In the ED, ESR and CRP were elevated to 95 and 65.7, respectively. Suspecting giant cell arteritis (GCA), high-dose steroids were administered, however temporal artery biopsy (TAB) was inconclusive. Further lab tests showed positive ANA (speckled pattern, 1:160), c-ANCA (titer of 1:320), MPO >8, and positive RF. With suspicion of MPO-ANCA positive AAV based on history, the patient received treatment with Avacopan and Rituximab.

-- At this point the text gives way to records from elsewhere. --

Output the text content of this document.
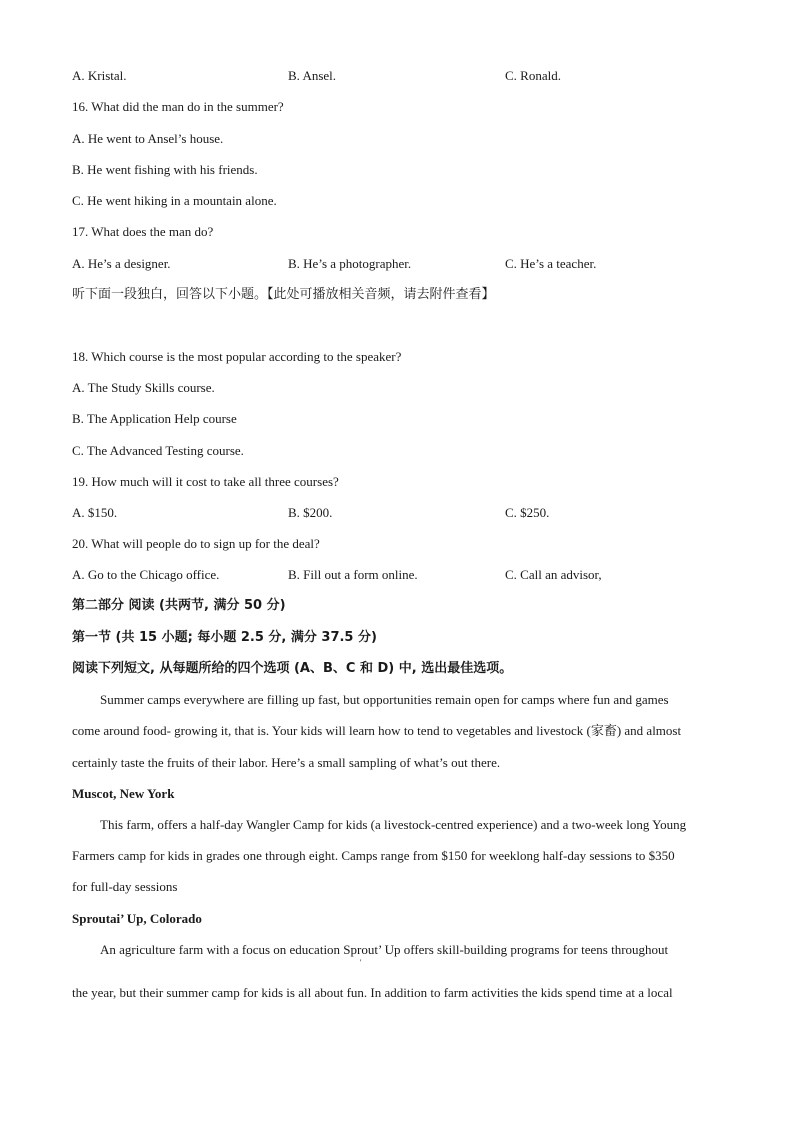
A. Kristal.	B. Ansel.	C. Ronald.
16. What did the man do in the summer?
A. He went to Ansel’s house.
B. He went fishing with his friends.
C. He went hiking in a mountain alone.
17. What does the man do?
A. He’s a designer.	B. He’s a photographer.	C. He’s a teacher.
听下面一段独白，回答以下小题。【此处可播放相关音频，请去附件查看】
18. Which course is the most popular according to the speaker?
A. The Study Skills course.
B. The Application Help course
C. The Advanced Testing course.
19. How much will it cost to take all three courses?
A. $150.	B. $200.	C. $250.
20. What will people do to sign up for the deal?
A. Go to the Chicago office.	B. Fill out a form online.	C. Call an advisor,
第二部分 阅读 (共两节, 满分 50 分)
第一节 (共 15 小题; 每小题 2.5 分, 满分 37.5 分)
阅读下列短文, 从每题所给的四个选项 (A、B、C 和 D) 中, 选出最佳选项。
Summer camps everywhere are filling up fast, but opportunities remain open for camps where fun and games
come around food- growing it, that is. Your kids will learn how to tend to vegetables and livestock (家畜) and almost
certainly taste the fruits of their labor. Here’s a small sampling of what’s out there.
Muscot, New York
This farm, offers a half-day Wangler Camp for kids (a livestock-centred experience) and a two-week long Young
Farmers camp for kids in grades one through eight. Camps range from $150 for weeklong half-day sessions to $350
for full-day sessions
Sproutai’ Up, Colorado
An agriculture farm with a focus on education Sprout’ Up offers skill-building programs for teens throughout
'
the year, but their summer camp for kids is all about fun. In addition to farm activities the kids spend time at a local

Upon re-evaluation in the clinic, she reported symptom improvement and had tapered her Prednisone dose to 5 mg daily.
Discussion:
AAV may exhibit GCA-like manifestations, and evidence of overlap dates back to the 1970s1. In a recent case-control study with 50 presumed GCA patients, 66% presented with atypical symptoms, including ear, nose, and throat as well as renal, pulmonary and neurologic involvement. ANCAs were positive in 88% however diagnosis was delayed in most patients by an average of 15 months.2 Furthermore, TAB findings are typically inconclusive in distinguishing these disorders3. This case highlights that ANCA testing should be considered in atypical GCA cases. Overall, the diverse clinical presentations pose diagnostic challenges and delay treatment, impacting the prognosis.
Conclusion:
This case highlights that ANCA testing should be considered in atypical GCA cases. The diverse clinical presentations can pose diagnostic challenges and delay treatment, impacting the prognosis.